Domina la scena un senso di folgorante rapidità, di calore, di forza inarrestabile in quell’ascesa di una grande anima, volatile e leggera come l’aria riscaldata dalla fiamma. Sembra sfuggire alle mani stesse degli uomini esterrefatti e dirigersi senza indugio e timore direttamente tra le braccia di Dio Padre, un creatore dal volto quasi in ombra.
In ombra perché la scena è tutta di Maria, l’unica che può guardarlo e forse l’unica che può comprenderlo davvero.
Un particolare di squisita delicatezza commuove e incanta: i mondi sovrapposti, la terra popolata da uomini illusi e agitati, e il cielo delle anime leggiadre, non sono del tutto distinti. Una striscia di cielo tra il grigio e l’azzurro li separa, ma attraverso di essa due ponti sono gettati.
Quei mondi si toccano, anzi si sfiorano appena, come innamorati timidi la prima volta da soli: le dita della mano protesa verso l’alto del discepolo di spalle, al centro, attingono appena la nube che sorregge Maria; il piedino dell’angioletto in basso a destra quasi tocca il capo di un uomo del gruppo.

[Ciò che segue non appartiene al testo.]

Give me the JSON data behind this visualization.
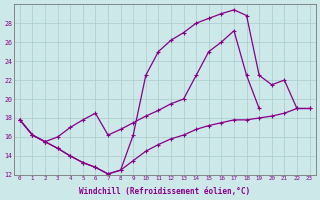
{
  "background_color": "#cce8e8",
  "line_color": "#880088",
  "grid_color": "#aacccc",
  "xlabel": "Windchill (Refroidissement éolien,°C)",
  "xlim": [
    -0.5,
    23.5
  ],
  "ylim": [
    12,
    30
  ],
  "yticks": [
    12,
    14,
    16,
    18,
    20,
    22,
    24,
    26,
    28
  ],
  "xticks": [
    0,
    1,
    2,
    3,
    4,
    5,
    6,
    7,
    8,
    9,
    10,
    11,
    12,
    13,
    14,
    15,
    16,
    17,
    18,
    19,
    20,
    21,
    22,
    23
  ],
  "line1_x": [
    0,
    1,
    2,
    3,
    4,
    5,
    6,
    7,
    8,
    9,
    10,
    11,
    12,
    13,
    14,
    15,
    16,
    17,
    18,
    19
  ],
  "line1_y": [
    17.8,
    16.2,
    15.5,
    16.0,
    17.0,
    17.8,
    18.5,
    16.2,
    16.8,
    17.5,
    18.2,
    18.8,
    19.5,
    20.0,
    22.5,
    25.0,
    26.0,
    27.2,
    22.5,
    19.0
  ],
  "line2_x": [
    0,
    1,
    2,
    3,
    4,
    5,
    6,
    7,
    8,
    9,
    10,
    11,
    12,
    13,
    14,
    15,
    16,
    17,
    18,
    19,
    20,
    21,
    22,
    23
  ],
  "line2_y": [
    17.8,
    16.2,
    15.5,
    14.8,
    14.0,
    13.3,
    12.8,
    12.1,
    12.5,
    16.2,
    22.5,
    25.0,
    26.2,
    27.0,
    28.0,
    28.5,
    29.0,
    29.4,
    28.8,
    22.5,
    21.5,
    22.0,
    19.0,
    19.0
  ],
  "line3_x": [
    0,
    1,
    2,
    3,
    4,
    5,
    6,
    7,
    8,
    9,
    10,
    11,
    12,
    13,
    14,
    15,
    16,
    17,
    18,
    19,
    20,
    21,
    22,
    23
  ],
  "line3_y": [
    17.8,
    16.2,
    15.5,
    14.8,
    14.0,
    13.3,
    12.8,
    12.1,
    12.5,
    13.5,
    14.5,
    15.2,
    15.8,
    16.2,
    16.8,
    17.2,
    17.5,
    17.8,
    17.8,
    18.0,
    18.2,
    18.5,
    19.0,
    19.0
  ]
}
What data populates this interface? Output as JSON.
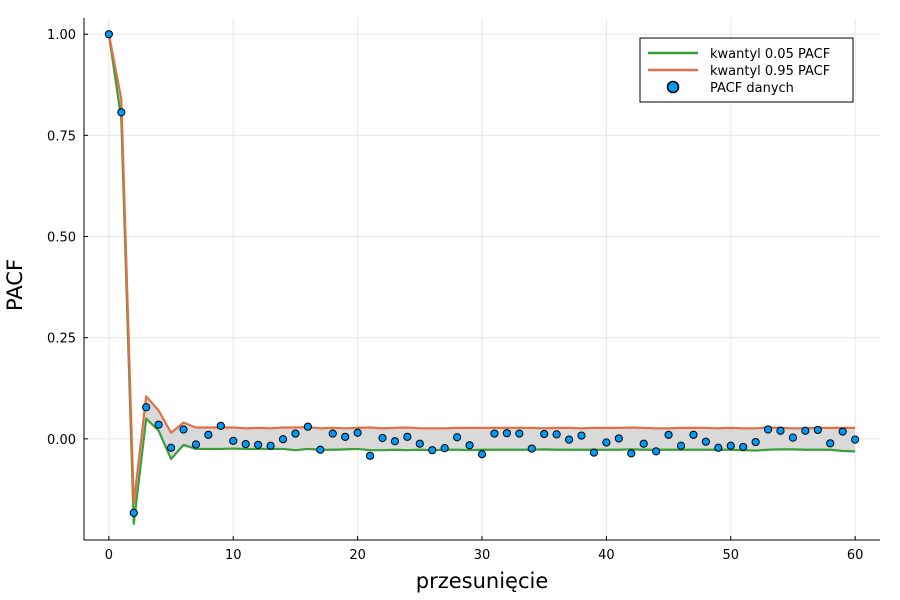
{
  "chart_data": {
    "type": "line",
    "xlabel": "przesunięcie",
    "ylabel": "PACF",
    "xlim": [
      -2,
      62
    ],
    "ylim": [
      -0.25,
      1.04
    ],
    "x_ticks": [
      0,
      10,
      20,
      30,
      40,
      50,
      60
    ],
    "y_ticks": [
      0.0,
      0.25,
      0.5,
      0.75,
      1.0
    ],
    "x_tick_labels": [
      "0",
      "10",
      "20",
      "30",
      "40",
      "50",
      "60"
    ],
    "y_tick_labels": [
      "0.00",
      "0.25",
      "0.50",
      "0.75",
      "1.00"
    ],
    "grid": true,
    "legend_position": "top-right",
    "x": [
      0,
      1,
      2,
      3,
      4,
      5,
      6,
      7,
      8,
      9,
      10,
      11,
      12,
      13,
      14,
      15,
      16,
      17,
      18,
      19,
      20,
      21,
      22,
      23,
      24,
      25,
      26,
      27,
      28,
      29,
      30,
      31,
      32,
      33,
      34,
      35,
      36,
      37,
      38,
      39,
      40,
      41,
      42,
      43,
      44,
      45,
      46,
      47,
      48,
      49,
      50,
      51,
      52,
      53,
      54,
      55,
      56,
      57,
      58,
      59,
      60
    ],
    "series": [
      {
        "name": "kwantyl 0.05 PACF",
        "kind": "line",
        "color": "#3a9e3a",
        "values": [
          1.0,
          0.79,
          -0.21,
          0.05,
          0.02,
          -0.05,
          -0.015,
          -0.025,
          -0.025,
          -0.025,
          -0.024,
          -0.025,
          -0.025,
          -0.025,
          -0.025,
          -0.028,
          -0.025,
          -0.027,
          -0.027,
          -0.026,
          -0.025,
          -0.028,
          -0.028,
          -0.027,
          -0.028,
          -0.027,
          -0.028,
          -0.027,
          -0.027,
          -0.028,
          -0.027,
          -0.027,
          -0.027,
          -0.027,
          -0.027,
          -0.026,
          -0.027,
          -0.027,
          -0.027,
          -0.027,
          -0.027,
          -0.027,
          -0.026,
          -0.027,
          -0.027,
          -0.027,
          -0.027,
          -0.027,
          -0.027,
          -0.027,
          -0.027,
          -0.028,
          -0.029,
          -0.027,
          -0.026,
          -0.026,
          -0.027,
          -0.027,
          -0.027,
          -0.03,
          -0.031
        ]
      },
      {
        "name": "kwantyl 0.95 PACF",
        "kind": "line",
        "color": "#e26f46",
        "values": [
          1.0,
          0.84,
          -0.16,
          0.105,
          0.07,
          0.015,
          0.04,
          0.028,
          0.028,
          0.028,
          0.028,
          0.026,
          0.027,
          0.026,
          0.028,
          0.028,
          0.029,
          0.026,
          0.027,
          0.026,
          0.027,
          0.028,
          0.026,
          0.027,
          0.028,
          0.026,
          0.026,
          0.026,
          0.027,
          0.027,
          0.027,
          0.027,
          0.027,
          0.027,
          0.027,
          0.026,
          0.027,
          0.027,
          0.026,
          0.027,
          0.027,
          0.027,
          0.028,
          0.027,
          0.026,
          0.026,
          0.027,
          0.027,
          0.027,
          0.026,
          0.027,
          0.026,
          0.026,
          0.028,
          0.027,
          0.026,
          0.026,
          0.027,
          0.027,
          0.027,
          0.027
        ]
      },
      {
        "name": "PACF danych",
        "kind": "scatter",
        "color": "#009af9",
        "values": [
          1.0,
          0.807,
          -0.183,
          0.078,
          0.035,
          -0.022,
          0.023,
          -0.014,
          0.01,
          0.032,
          -0.005,
          -0.013,
          -0.015,
          -0.017,
          -0.001,
          0.013,
          0.03,
          -0.027,
          0.013,
          0.005,
          0.015,
          -0.042,
          0.002,
          -0.006,
          0.005,
          -0.012,
          -0.028,
          -0.023,
          0.004,
          -0.016,
          -0.038,
          0.013,
          0.014,
          0.013,
          -0.024,
          0.012,
          0.011,
          -0.002,
          0.008,
          -0.034,
          -0.009,
          0.001,
          -0.036,
          -0.012,
          -0.031,
          0.01,
          -0.017,
          0.01,
          -0.007,
          -0.022,
          -0.017,
          -0.02,
          -0.008,
          0.023,
          0.02,
          0.003,
          0.02,
          0.022,
          -0.011,
          0.018,
          -0.002
        ]
      }
    ]
  }
}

Vita, morte; terra, cielo; anima, sangue; umano, divino… rette parallele che non s’incontrano solo all’infinito, ma anche nella stupefacente intuizione, attuale e moderna, di un visionario manovratore di pennelli. C’è Raffaello, qui, c’è Michelangelo, in una misteriosa contaminazione di ispirazioni tra titani del Genio.
Tiziano Vecellio non era né l’uno né l’altro e il suo percorso fu molto diverso dal loro, ma vinse quella sua prima cruciale sfida per la gloria e un sovrumano miracolo di bellezza esplose agli occhi dei veneziani attoniti, quel giorno di agosto del 1518, quando l’Assunta fu presentata ai comuni mortali.